Faculty of Medicine, Department of Obstetrics and Gynecology, University of Inonu, 44280 Malatya, Turkey.
Faculty of Medicine, Department of Medical Pharmacology, University of Inonu, 44280 Malatya, Turkey.
Biomed Res Int. 2018 May 14;2018:5421308. doi: 10.1155/2018/5421308. eCollection 2018.
To evaluate the protective effects of glycyrrhetinic acid (GA) and chrysin (CH) on experimental ischemia-reperfusion (I/R) injury in rat ovaries using tissue oxidative stress marker levels, hormone levels, and histopathological scores.
Sixty healthy rats were randomly divided into six equal groups: control, I/R, I/R + CH (50 mg/kg/day), I/R + GA (100 mg/kg/day), CH (50 mg/kg/day), and GA (100 mg/kg/day). Biochemical, hormonal, and histopathological evaluations were performed on blood and tissue samples 14 days after CH and GA treatment.

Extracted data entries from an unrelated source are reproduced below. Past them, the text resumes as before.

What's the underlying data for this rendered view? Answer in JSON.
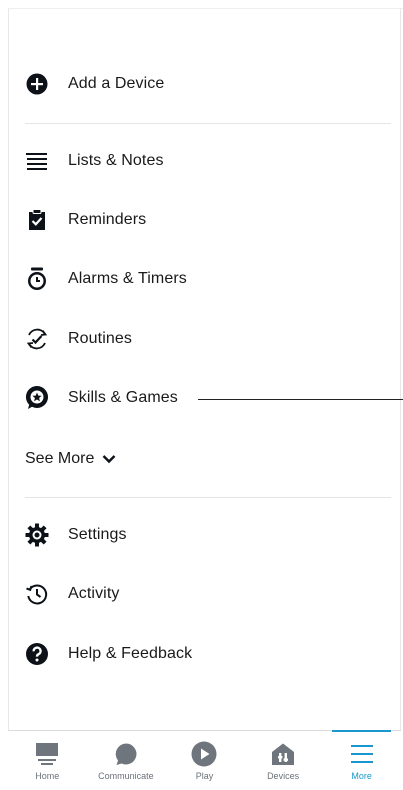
{
  "menu": {
    "add_device": "Add a Device",
    "items": [
      {
        "label": "Lists & Notes",
        "icon": "list-icon"
      },
      {
        "label": "Reminders",
        "icon": "clipboard-check-icon"
      },
      {
        "label": "Alarms & Timers",
        "icon": "alarm-clock-icon"
      },
      {
        "label": "Routines",
        "icon": "routine-check-icon"
      },
      {
        "label": "Skills & Games",
        "icon": "skills-bubble-icon"
      }
    ],
    "see_more": "See More",
    "bottom_items": [
      {
        "label": "Settings",
        "icon": "gear-icon"
      },
      {
        "label": "Activity",
        "icon": "history-icon"
      },
      {
        "label": "Help & Feedback",
        "icon": "help-icon"
      }
    ]
  },
  "tabs": [
    {
      "label": "Home",
      "icon": "home-icon"
    },
    {
      "label": "Communicate",
      "icon": "chat-bubble-icon"
    },
    {
      "label": "Play",
      "icon": "play-icon"
    },
    {
      "label": "Devices",
      "icon": "devices-house-icon"
    },
    {
      "label": "More",
      "icon": "hamburger-icon",
      "active": true
    }
  ],
  "colors": {
    "accent": "#1a98cd",
    "text": "#1a1a1a",
    "icon": "#232f3e"
  }
}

The antioxidant defense system parameters were significantly higher in the ovarian tissues of the I/R + CH and I/R + GA groups than in those of the I/R group. Serum follicle-stimulating hormone levels were significantly reduced, and serum anti-Müllerian hormone levels were significantly increased in rats treated with CH and GA compared with those in the I/R group. Additionally, the histopathological scores of the I/R + CH and I/R + GA groups were significantly improved compared with those of the I/R group.

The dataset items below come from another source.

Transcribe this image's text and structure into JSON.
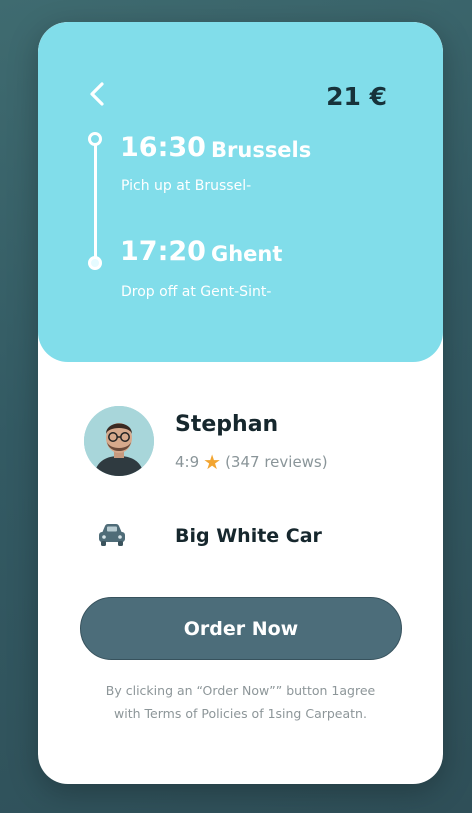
{
  "trip": {
    "price": "21 €",
    "pickup": {
      "time": "16:30",
      "city": "Brussels",
      "detail": "Pich up at Brussel-"
    },
    "dropoff": {
      "time": "17:20",
      "city": "Ghent",
      "detail": "Drop off at Gent-Sint-"
    }
  },
  "driver": {
    "name": "Stephan",
    "rating": "4:9",
    "reviews": "(347  reviews)"
  },
  "vehicle": {
    "label": "Big White Car",
    "icon": "car-icon"
  },
  "actions": {
    "order_label": "Order Now"
  },
  "terms": {
    "line1": "By clicking an “Order Now”” button 1agree",
    "line2": "with Terms of Policies of 1sing Carpeatn."
  },
  "colors": {
    "header": "#81ddea",
    "button": "#4c6d7a",
    "star": "#f2a531"
  }
}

The significant improvements in tissue oxidative stress parameters, serum hormone levels, and histological scores observed in this study indicate that treatment with CH or GA may be a conservative approach to prevent I/R injury in adnexal torsion cases after the ovarian detorsion procedure.
通过评估组织氧化应激标志物水平、激素水平和组织病理学评分,研究甘草次酸(GA)和白杨素(CH)对大鼠卵巢实验性缺血再灌注(I/R)损伤的保护作用。
将 60 只健康大鼠随机分为 6 组:对照组、I/R 组、I/R+CH(50mg/kg/天)组、I/R+GA(100mg/kg/天)组、CH(50mg/kg/天)组和 GA(100mg/kg/天)组。在 CH 和 GA 治疗 14 天后,对血液和组织样本进行生化、激素和组织病理学评估。
与 I/R 组相比,I/R+CH 和 I/R+GA 组卵巢组织的抗氧化防御系统参数显著升高。与 I/R 组相比,CH 和 GA 治疗组大鼠血清卵泡刺激素水平显著降低,血清抗苗勒管激素水平显著升高。此外,与 I/R 组相比,I/R+CH 和 I/R+GA 组的组织病理学评分显著改善。
本研究中观察到的组织氧化应激参数、血清激素水平和组织学评分的显著改善表明,在卵巢复位手术后,用 CH 或 GA 治疗可能是预防附件扭转病例 I/R 损伤的一种保守方法。